The greater threat to the Church of England is probably from the new structures, training institutions and “independent charitable trusts”, which Reform proposes setting up. While parish infrastructure is not mentioned, in practice the Church of England can never allow an independently trained and financed group of ministers to lead congregations within its buildings. So the route which Reform is starting on can only lead to a new group of local churches, in other words, to schism. Recent developments in the USA and in Canada have shown a way in which this schism might develop.
While the Church of England could survive the loss of 50 parishes, the danger is that many more, perhaps the majority of its evangelicals, might decide that the new structures are more supportive of them than the old ones are. At a time when many Anglo-Catholics are departing, the C of E could hardly survive the loss of its entire evangelical wing.
So what is to be done? The Church could submit to these threats from Reform and turn back from allowing women bishops at all. In fact it only needs just over one third of General Synod to see that as the best course for any proposals to be defeated in July. This now seems more likely than that Synod will choose to allow women bishops with the kinds of safeguards which Reform might accept.

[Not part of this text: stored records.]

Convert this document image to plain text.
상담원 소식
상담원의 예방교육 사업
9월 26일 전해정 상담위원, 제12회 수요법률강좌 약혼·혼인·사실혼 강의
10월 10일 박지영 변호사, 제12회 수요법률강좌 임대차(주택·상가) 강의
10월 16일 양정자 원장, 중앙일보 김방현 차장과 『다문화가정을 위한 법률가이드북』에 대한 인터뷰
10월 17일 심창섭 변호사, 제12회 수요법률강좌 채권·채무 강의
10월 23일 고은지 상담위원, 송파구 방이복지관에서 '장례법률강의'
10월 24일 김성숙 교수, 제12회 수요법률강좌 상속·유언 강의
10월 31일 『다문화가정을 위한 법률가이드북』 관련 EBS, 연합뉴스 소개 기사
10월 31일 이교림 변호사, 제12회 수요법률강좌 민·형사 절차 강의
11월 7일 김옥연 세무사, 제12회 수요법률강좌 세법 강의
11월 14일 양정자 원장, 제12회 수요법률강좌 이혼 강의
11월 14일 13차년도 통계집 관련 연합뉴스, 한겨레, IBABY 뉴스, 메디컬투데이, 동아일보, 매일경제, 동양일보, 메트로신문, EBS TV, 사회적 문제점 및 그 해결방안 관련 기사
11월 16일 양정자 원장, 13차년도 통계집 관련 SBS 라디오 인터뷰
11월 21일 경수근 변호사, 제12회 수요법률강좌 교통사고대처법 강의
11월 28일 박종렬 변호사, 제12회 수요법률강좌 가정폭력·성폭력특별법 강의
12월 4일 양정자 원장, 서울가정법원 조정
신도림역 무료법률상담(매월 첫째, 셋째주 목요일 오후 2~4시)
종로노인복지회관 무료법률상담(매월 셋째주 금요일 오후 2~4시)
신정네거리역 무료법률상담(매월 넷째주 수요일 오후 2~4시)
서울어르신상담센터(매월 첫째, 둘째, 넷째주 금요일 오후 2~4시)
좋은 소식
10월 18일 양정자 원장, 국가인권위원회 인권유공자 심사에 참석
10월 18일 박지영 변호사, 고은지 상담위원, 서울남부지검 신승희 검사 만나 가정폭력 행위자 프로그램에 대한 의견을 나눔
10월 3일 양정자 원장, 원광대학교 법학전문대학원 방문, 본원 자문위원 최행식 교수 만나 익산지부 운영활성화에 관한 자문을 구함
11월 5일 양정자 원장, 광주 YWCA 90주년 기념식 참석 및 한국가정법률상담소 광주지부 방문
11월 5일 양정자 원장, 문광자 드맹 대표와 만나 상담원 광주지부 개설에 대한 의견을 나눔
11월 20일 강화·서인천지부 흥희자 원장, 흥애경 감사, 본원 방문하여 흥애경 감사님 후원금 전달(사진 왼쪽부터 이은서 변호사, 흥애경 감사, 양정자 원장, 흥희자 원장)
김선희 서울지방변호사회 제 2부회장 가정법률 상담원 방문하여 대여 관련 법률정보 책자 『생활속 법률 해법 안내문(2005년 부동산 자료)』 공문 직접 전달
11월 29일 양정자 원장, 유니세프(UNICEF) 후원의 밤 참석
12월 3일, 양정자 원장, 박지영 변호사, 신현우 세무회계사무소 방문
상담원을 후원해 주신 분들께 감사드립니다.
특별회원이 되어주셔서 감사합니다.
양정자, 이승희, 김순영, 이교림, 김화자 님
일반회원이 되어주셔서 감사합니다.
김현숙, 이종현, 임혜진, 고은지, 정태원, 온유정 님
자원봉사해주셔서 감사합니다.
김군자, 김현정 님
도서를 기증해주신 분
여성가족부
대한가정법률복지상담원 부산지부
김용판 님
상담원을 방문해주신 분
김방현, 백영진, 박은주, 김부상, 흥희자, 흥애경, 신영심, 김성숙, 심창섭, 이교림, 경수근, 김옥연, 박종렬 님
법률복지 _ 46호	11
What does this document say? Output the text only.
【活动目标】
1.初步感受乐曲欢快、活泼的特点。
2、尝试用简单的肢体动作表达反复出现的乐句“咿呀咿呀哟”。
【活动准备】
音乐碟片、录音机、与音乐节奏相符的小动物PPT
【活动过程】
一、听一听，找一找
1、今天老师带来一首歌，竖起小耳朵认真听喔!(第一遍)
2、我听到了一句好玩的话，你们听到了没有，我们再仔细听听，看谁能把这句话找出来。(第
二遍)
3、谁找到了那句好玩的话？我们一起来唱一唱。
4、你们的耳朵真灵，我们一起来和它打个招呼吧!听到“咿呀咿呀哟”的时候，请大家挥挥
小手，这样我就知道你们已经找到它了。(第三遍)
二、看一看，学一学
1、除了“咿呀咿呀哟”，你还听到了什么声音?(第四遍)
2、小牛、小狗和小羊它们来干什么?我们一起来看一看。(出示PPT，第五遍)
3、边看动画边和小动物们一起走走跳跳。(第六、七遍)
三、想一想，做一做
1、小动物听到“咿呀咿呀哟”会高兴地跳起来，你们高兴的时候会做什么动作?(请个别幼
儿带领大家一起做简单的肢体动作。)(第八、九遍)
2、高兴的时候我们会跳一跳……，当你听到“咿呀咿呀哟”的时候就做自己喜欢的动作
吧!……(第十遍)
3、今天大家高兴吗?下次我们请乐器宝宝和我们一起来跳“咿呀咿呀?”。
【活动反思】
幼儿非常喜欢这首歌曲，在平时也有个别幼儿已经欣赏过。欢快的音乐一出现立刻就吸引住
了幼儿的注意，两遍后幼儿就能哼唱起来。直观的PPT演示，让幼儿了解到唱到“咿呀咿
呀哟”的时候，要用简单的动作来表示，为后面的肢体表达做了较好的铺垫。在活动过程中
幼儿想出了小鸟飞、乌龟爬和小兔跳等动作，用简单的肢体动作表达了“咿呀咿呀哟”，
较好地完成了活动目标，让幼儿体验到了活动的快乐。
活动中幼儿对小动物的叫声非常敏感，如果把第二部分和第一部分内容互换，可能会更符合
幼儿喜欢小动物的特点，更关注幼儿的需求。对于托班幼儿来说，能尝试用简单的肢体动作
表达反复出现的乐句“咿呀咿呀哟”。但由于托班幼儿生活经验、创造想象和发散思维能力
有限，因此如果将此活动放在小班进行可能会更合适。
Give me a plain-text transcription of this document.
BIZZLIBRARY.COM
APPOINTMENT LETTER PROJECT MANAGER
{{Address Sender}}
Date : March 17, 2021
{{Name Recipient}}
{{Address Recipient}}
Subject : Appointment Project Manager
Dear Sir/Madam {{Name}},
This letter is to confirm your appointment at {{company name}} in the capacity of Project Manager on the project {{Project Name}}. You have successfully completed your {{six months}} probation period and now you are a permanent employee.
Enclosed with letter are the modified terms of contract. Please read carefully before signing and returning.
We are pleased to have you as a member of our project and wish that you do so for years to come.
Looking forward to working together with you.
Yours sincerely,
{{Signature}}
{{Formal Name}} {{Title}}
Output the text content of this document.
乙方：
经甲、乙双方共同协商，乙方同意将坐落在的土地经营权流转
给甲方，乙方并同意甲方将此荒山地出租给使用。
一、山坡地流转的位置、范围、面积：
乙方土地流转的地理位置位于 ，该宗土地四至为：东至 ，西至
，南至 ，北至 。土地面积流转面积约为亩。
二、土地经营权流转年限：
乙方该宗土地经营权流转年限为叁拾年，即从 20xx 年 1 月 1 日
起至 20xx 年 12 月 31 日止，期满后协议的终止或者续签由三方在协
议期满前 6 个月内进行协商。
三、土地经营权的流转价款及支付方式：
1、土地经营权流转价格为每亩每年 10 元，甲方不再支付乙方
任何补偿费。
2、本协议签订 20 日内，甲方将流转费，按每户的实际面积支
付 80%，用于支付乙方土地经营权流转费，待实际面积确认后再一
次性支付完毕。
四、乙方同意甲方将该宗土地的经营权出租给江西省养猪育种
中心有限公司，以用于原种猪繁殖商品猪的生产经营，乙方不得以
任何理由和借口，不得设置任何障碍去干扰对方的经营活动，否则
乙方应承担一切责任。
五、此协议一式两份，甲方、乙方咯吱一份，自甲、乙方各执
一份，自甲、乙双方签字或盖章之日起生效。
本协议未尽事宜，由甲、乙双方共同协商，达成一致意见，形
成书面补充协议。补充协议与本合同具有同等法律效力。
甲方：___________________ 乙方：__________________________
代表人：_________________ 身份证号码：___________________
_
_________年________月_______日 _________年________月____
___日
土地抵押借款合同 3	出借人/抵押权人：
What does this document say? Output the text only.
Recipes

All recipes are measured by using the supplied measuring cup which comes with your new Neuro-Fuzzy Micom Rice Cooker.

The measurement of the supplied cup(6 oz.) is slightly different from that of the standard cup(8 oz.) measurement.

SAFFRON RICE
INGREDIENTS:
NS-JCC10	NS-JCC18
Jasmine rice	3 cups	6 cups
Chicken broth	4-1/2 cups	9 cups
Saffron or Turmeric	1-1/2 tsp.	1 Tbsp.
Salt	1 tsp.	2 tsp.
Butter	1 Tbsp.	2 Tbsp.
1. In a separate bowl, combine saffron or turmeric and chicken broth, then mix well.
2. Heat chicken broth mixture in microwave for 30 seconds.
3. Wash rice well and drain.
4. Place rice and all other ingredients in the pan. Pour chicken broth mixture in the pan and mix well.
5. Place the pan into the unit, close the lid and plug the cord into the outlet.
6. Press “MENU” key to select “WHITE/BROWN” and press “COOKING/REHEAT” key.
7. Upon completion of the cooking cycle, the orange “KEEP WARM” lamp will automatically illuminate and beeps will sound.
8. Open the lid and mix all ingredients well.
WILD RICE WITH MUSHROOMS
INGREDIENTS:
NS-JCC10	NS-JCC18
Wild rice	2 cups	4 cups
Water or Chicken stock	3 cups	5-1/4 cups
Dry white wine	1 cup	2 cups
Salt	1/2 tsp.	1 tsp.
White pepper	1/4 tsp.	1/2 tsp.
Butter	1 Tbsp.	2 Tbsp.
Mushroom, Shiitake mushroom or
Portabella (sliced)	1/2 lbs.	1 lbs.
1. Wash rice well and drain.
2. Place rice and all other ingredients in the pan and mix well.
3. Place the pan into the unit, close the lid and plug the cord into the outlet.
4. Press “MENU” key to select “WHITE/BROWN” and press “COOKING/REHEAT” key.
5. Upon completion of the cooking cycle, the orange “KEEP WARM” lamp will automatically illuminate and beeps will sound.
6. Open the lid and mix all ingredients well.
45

But a better response is no response at all. The General Synod should simply ignore these veiled threats from Reform and treat them as what they are, a rather small pressure group. And if some of them do leave, the church authorities should be very careful not to do anything which might alienate that great majority of evangelical Anglicans who, even if they are uncomfortable in various ways, don’t see women bishops as a compelling reason to leave the Church of England. In this way there is a future ahead for the Church of England in which, in retrospect, it has lost a few troublesome extremists and gained new strength and unity as well as the benefits of women as well as men in its top leadership.